DefenceVPN Review (2023)
DefenceVPN has a 7-day money-back guarantee. I am willing to re-visit my DefenceVPN review when the provider sorts out its mess of a service.
What we like
- 7-day money-back guarantee
- Prompt refund
What we don't like
- Dysfunctional service
- Support never explained why they preferred issuing a refund over fixing access issues
DefenceVPN is a relatively young VPN provider from Canada that can’t seem to iron out its rough edges like frequent and long-lasting outages.
DefenceVPN supports Windows, Android, iOS, and Mac operating systems, but the problem is the VPN is dysfunctional as of this writing.
The first time I checked DefenceVPN’s website was in December 2017. It was under maintenance, which was confirmed by their social media accounts.
I re-visited DefenceVPN in mid-January 2018. Still under “extended maintenance.”
The third time I checked back with them was in late January, and they seemed to be up and running, although their Twitter lacked any updates since December.

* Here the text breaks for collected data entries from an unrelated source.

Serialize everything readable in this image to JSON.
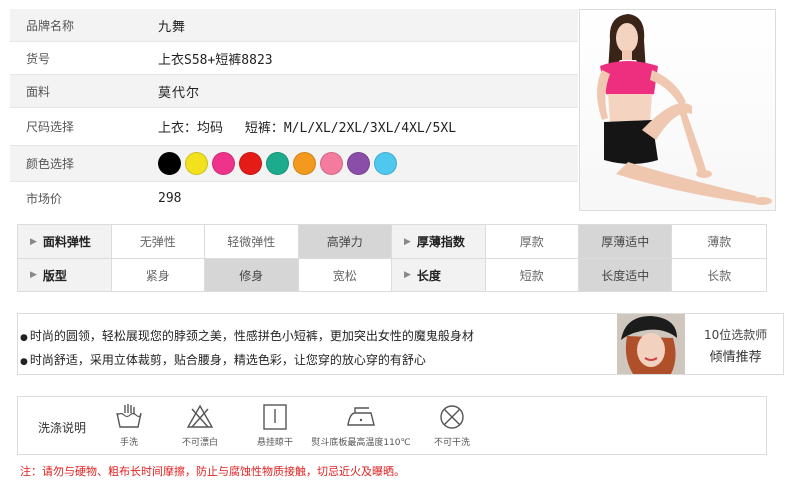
{
  "product_info": {
    "brand_label": "品牌名称",
    "brand_value": "九舞",
    "item_no_label": "货号",
    "item_no_value": "上衣S58+短裤8823",
    "fabric_label": "面料",
    "fabric_value": "莫代尔",
    "size_label": "尺码选择",
    "size_top": "上衣：均码",
    "size_shorts": "短裤：M/L/XL/2XL/3XL/4XL/5XL",
    "color_label": "颜色选择",
    "colors": [
      "#000000",
      "#f2e21e",
      "#f0338a",
      "#e41b17",
      "#1cab8c",
      "#f39a1e",
      "#f47a9e",
      "#8b4ea8",
      "#4fc8f0"
    ],
    "price_label": "市场价",
    "price_value": "298"
  },
  "attributes": {
    "row1": [
      {
        "text": "面料弹性",
        "kind": "head"
      },
      {
        "text": "无弹性",
        "kind": "opt"
      },
      {
        "text": "轻微弹性",
        "kind": "opt"
      },
      {
        "text": "高弹力",
        "kind": "on"
      },
      {
        "text": "厚薄指数",
        "kind": "head"
      },
      {
        "text": "厚款",
        "kind": "opt"
      },
      {
        "text": "厚薄适中",
        "kind": "on"
      },
      {
        "text": "薄款",
        "kind": "opt"
      }
    ],
    "row2": [
      {
        "text": "版型",
        "kind": "head"
      },
      {
        "text": "紧身",
        "kind": "opt"
      },
      {
        "text": "修身",
        "kind": "on"
      },
      {
        "text": "宽松",
        "kind": "opt"
      },
      {
        "text": "长度",
        "kind": "head"
      },
      {
        "text": "短款",
        "kind": "opt"
      },
      {
        "text": "长度适中",
        "kind": "on"
      },
      {
        "text": "长款",
        "kind": "opt"
      }
    ]
  },
  "description": {
    "line1": "时尚的圆领，轻松展现您的脖颈之美，性感拼色小短裤，更加突出女性的魔鬼般身材",
    "line2": "时尚舒适，采用立体裁剪，贴合腰身，精选色彩，让您穿的放心穿的有舒心",
    "recommend_top": "10位选款师",
    "recommend_bottom": "倾情推荐"
  },
  "care": {
    "title": "洗涤说明",
    "items": [
      {
        "icon": "hand-wash-icon",
        "label": "手洗"
      },
      {
        "icon": "no-bleach-icon",
        "label": "不可漂白"
      },
      {
        "icon": "hang-dry-icon",
        "label": "悬挂晾干"
      },
      {
        "icon": "iron-icon",
        "label": "熨斗底板最高温度110℃"
      },
      {
        "icon": "no-dry-clean-icon",
        "label": "不可干洗"
      }
    ]
  },
  "warning": "注：请勿与硬物、粗布长时间摩擦，防止与腐蚀性物质接触，切忌近火及曝晒。"
}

To save myself the hassle of buying something that was still under maintenance, I emailed them directly at [email protected] and got a prompt reply:
The checkout went without a hiccup, but that was it. I couldn’t log into my account, or reset a password – the website kept saying it didn’t have an account under my name.

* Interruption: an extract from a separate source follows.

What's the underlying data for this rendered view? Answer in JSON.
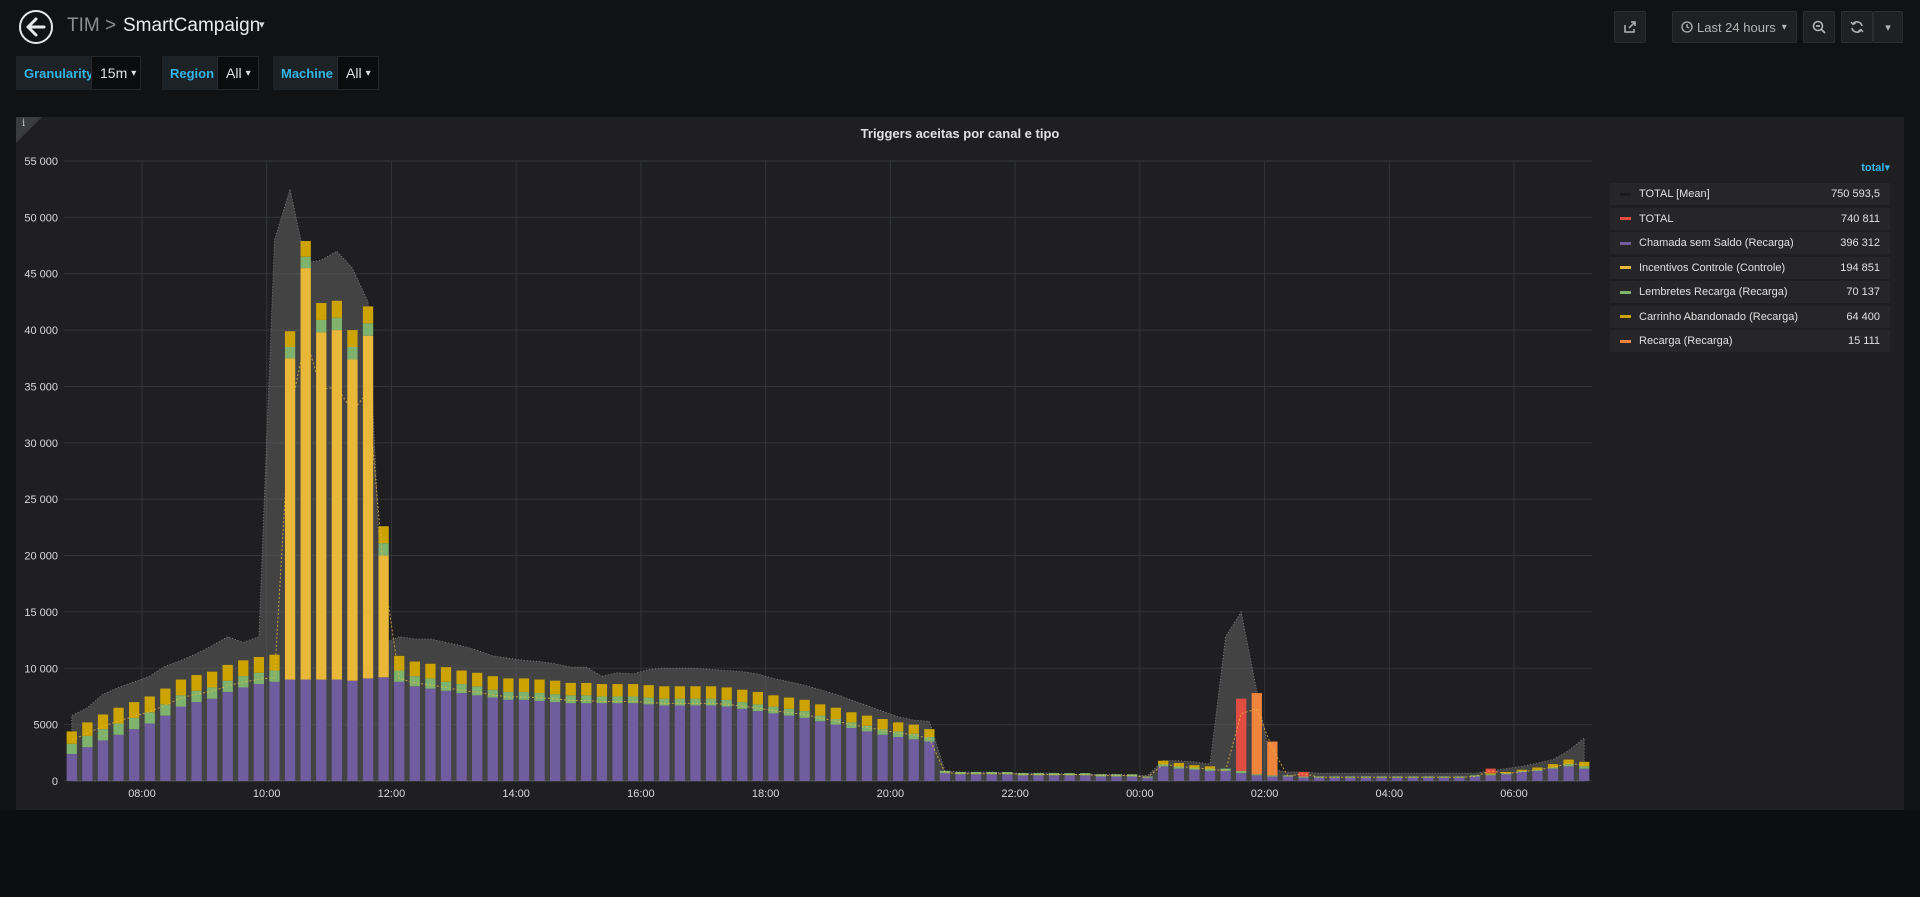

You can choose a server and connect from different areas of the app. There is the main region’s window, as well as the connection status window, and a quick shortcut to servers available from the taskbar if you right-click on the app’s icon.
I immediately proceeded to email their support again, asking for help. Note: I asked for help logging in. DefenceVPN replied shortly saying they were issuing an immediate refund. The refund was issued immediately, indeed, leaving me baffled, to say the least.
When I emailed them again asking if I could actually buy the service and use it, I got no reply. Zilch. Nip. Nada. I would love to see DefenceVPN in action since the advertised features look promising. But the provider seems to be having a hard time getting past some undisclosed hurdles.
DefenceVPN offers no free trial. Its monthly plan is priced at $5.99, bi-annual at $32.99, and annual at $59.99. All plans are covered by a 7-day money-back guarantee. The paid plans buy you double data encryption, a kill switch, no logs, and P2P-optimized servers with an overall network coverage spanning 16 countries.
Do note that a recurring subscription is set up automatically. Only credit cards and PayPal are accepted.
I can’t say DefenceVPN is a scam since the refund has been issued without a delay, and the support was prompt. But I can’t recommend it for the moment. It’s bizarre at best and dysfunctional at worst. Stay away.